Don’t ask how I surfed around & found this but i found out that there’s a woman working in adult films who is (1) Rubenesque, (2) a redhead, (3) a mother (4) my age (5) a Duran Duran fan and (6) named Eden. When I clicked the link for her blog, it took me to her MySpace profile. So since we have so much in common, including the whole sex industry part, I sent a friend request. I’m very liberal yet selective w/ the friend requests. If I see Sean Lennon, yes I’m going to ask him to be my friend (I’ve heard some of his new stuff — a-fucking-mazing). He approved me and so I am friends with Sean Lennon, which makes me liquid-nitrogen-cool.
So anyway…
I friended Eden The Starlet and I am very pleased that she approved my request. Here’s the flip side of having an adult film star as a friend: now the guys who send her salacious e-mail are sending me salacious e-mail.
I didn’t blog this but a few months back, I was briefly famous among some “voluptuous vixen” fans at Flickr, mostly for this photo of me looking sullen b/c the wind was blowing in my face and it was fucking cold out. I was trying to show my repurposed Cherry Bombs shirt. So it was nice to get compliments and no one ended up stalking me.

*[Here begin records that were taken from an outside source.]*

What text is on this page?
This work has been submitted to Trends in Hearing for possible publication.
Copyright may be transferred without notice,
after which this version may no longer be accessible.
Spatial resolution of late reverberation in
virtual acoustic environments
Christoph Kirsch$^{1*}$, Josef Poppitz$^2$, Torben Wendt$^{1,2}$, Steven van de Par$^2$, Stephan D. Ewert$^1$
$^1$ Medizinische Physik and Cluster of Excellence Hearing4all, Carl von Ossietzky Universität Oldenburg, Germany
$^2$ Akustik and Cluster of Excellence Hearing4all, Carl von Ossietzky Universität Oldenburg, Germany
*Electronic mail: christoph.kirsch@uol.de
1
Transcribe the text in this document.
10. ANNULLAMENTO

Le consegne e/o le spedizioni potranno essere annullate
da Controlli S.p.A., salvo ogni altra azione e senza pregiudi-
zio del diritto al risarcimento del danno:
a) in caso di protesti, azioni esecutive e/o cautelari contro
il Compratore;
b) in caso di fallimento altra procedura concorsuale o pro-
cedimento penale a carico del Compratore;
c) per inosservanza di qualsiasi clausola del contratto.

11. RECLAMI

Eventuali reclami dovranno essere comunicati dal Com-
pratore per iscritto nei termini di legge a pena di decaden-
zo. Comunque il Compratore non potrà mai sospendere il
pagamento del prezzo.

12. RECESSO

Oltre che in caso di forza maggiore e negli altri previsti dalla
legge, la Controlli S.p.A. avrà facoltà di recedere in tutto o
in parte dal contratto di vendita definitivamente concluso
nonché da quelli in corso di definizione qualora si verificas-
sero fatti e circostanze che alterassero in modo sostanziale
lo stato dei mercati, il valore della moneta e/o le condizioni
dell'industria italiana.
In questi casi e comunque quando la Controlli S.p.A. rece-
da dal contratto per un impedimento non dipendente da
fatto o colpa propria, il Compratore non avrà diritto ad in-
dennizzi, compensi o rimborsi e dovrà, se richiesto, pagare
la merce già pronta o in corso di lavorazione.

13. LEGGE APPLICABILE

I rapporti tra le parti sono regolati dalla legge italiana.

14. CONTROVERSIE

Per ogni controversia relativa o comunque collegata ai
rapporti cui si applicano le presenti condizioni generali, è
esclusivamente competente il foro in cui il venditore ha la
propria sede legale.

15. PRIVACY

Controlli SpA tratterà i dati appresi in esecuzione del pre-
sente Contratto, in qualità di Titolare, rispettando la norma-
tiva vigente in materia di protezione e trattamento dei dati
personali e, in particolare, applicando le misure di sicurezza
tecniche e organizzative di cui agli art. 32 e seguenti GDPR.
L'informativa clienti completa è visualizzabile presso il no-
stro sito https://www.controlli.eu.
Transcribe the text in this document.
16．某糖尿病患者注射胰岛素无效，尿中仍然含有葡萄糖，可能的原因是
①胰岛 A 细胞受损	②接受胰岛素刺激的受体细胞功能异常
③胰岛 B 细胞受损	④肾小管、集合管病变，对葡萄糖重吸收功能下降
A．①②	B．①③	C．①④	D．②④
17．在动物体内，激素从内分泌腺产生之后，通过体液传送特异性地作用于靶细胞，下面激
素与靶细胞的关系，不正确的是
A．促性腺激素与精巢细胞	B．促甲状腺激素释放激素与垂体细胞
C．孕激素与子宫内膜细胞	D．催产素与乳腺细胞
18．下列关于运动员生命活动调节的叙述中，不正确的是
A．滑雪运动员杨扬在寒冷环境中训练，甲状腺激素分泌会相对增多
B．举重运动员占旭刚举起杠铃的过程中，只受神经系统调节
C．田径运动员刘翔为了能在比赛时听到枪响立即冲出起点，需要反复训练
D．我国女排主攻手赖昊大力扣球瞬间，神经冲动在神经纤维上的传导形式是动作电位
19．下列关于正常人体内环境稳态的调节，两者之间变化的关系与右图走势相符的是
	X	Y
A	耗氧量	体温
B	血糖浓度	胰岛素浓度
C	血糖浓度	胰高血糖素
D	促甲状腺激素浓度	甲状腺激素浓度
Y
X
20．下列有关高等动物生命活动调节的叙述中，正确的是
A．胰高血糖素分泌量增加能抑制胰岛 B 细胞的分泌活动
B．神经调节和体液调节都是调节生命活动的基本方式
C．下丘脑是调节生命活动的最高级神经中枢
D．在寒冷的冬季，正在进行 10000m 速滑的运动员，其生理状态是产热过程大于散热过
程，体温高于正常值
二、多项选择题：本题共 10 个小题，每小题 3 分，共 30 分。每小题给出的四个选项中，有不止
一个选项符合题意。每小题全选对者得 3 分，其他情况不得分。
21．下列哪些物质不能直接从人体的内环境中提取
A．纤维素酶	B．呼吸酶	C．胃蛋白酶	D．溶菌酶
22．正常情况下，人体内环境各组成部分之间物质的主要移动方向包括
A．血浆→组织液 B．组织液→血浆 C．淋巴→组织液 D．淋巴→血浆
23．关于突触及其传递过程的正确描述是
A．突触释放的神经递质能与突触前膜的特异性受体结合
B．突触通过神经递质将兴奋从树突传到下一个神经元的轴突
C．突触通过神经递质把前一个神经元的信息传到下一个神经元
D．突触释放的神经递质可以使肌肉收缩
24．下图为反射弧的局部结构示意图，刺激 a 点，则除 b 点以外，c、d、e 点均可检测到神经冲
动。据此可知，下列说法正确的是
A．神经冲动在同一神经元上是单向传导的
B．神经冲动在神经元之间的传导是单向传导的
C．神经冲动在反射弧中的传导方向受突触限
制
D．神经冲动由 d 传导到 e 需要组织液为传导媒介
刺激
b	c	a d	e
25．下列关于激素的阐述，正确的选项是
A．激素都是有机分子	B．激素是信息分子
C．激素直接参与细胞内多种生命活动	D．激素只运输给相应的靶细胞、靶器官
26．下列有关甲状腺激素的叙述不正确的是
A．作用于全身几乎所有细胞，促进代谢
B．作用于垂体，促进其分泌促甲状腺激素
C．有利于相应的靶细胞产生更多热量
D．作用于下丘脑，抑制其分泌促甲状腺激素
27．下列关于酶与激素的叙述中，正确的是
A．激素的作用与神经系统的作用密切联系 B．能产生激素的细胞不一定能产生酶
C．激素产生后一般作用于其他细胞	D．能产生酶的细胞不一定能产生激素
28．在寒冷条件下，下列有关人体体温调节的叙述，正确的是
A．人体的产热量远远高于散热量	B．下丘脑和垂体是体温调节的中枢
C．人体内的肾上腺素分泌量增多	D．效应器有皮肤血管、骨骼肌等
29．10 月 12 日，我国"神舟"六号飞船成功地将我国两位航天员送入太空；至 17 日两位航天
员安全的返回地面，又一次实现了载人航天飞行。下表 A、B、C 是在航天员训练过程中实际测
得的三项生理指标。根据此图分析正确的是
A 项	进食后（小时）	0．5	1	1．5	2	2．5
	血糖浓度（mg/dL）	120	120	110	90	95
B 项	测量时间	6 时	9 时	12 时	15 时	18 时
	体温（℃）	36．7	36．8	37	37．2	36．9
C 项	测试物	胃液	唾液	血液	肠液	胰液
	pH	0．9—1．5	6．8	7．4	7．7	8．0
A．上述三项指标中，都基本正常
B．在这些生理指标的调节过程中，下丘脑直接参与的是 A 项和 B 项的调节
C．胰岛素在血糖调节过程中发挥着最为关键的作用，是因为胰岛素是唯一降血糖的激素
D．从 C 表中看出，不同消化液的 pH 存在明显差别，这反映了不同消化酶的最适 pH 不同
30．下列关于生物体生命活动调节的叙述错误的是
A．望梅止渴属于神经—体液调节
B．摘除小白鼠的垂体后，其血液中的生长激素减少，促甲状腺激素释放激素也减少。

So what I guess I’m saying by blogging this is that everyone likes to be told they look nice. Sure we don’t based our whole personalities around “hot or not?” or “do ya think I’m sexy?” (cue bagpiper) but it’s human nature to want to be told, “Day-um!” I don’t mind if someone wants to look at me b/c he digs a big gal. I’m small for a big gal. Makes me feel all dainty. Besides, I think if I dug girls, I’d dig big gals myself, at least bigger than what’s usually presented for public consumption. Girls like Kate Winslet or Genevieve Gorder.
I don’t know what physical attribute I’d most like to be complimented on. I’ve always gotten hair comments, usually from little old ladies telling me how lucky I am to have either curly/wavy or red hair. Now that I can do with it what I like, I’d probably like hearing those.
I’ve had compliments on the T&A. I’m not opposed to those. With my post-partum figure, anyone who wants to say something positive about it is more than welcome. I’m actually pretty good at covering & disguising what doesn’t look great right now (that would be the remainder of the belly and the tree-trunk thighs).
General comments are also nice to hear. Once in a blue moon, Hawk will say, “You look nice” when we’re going out. This is code for “I want to get lucky later so I figured I’d better endear myself to you now.” Once he figures out how to comment in WordPress, he might have something to say about that. He had a comment for the ghost story (about a package that showed up inside our house on the lake, which I’d forgotten about) but didn’t know how to log out & log in. But back to the topic at hand…
So I’ve gotten a couple “hey baby, shake what your momma gave you” and “U R so Hawt lets chat sometime k”type of messages. I’ve also gotten friend requests from guys who have only friended hot-looking women (about about 1187 of them but all similar nonetheless). But I’m more selective than my friends Lewis Black and Jesus. I don’t allow just anyone into my inner sanctum. Unless of course they give me a “you are the foxiest bitch in the whole world.” Then, well, I relent. Until then, even the lascivious comments make me smile.













2 Comments
October 13, 2006 at 6:22 pm
Are you sure those are your kids? Because they do not look anything like you.
I will admit that friended Margaret Cho on MySpace.
October 13, 2006 at 6:23 pm
Hey — Margaret Cho! Didn’t think of her. I did friend Henry Cho though.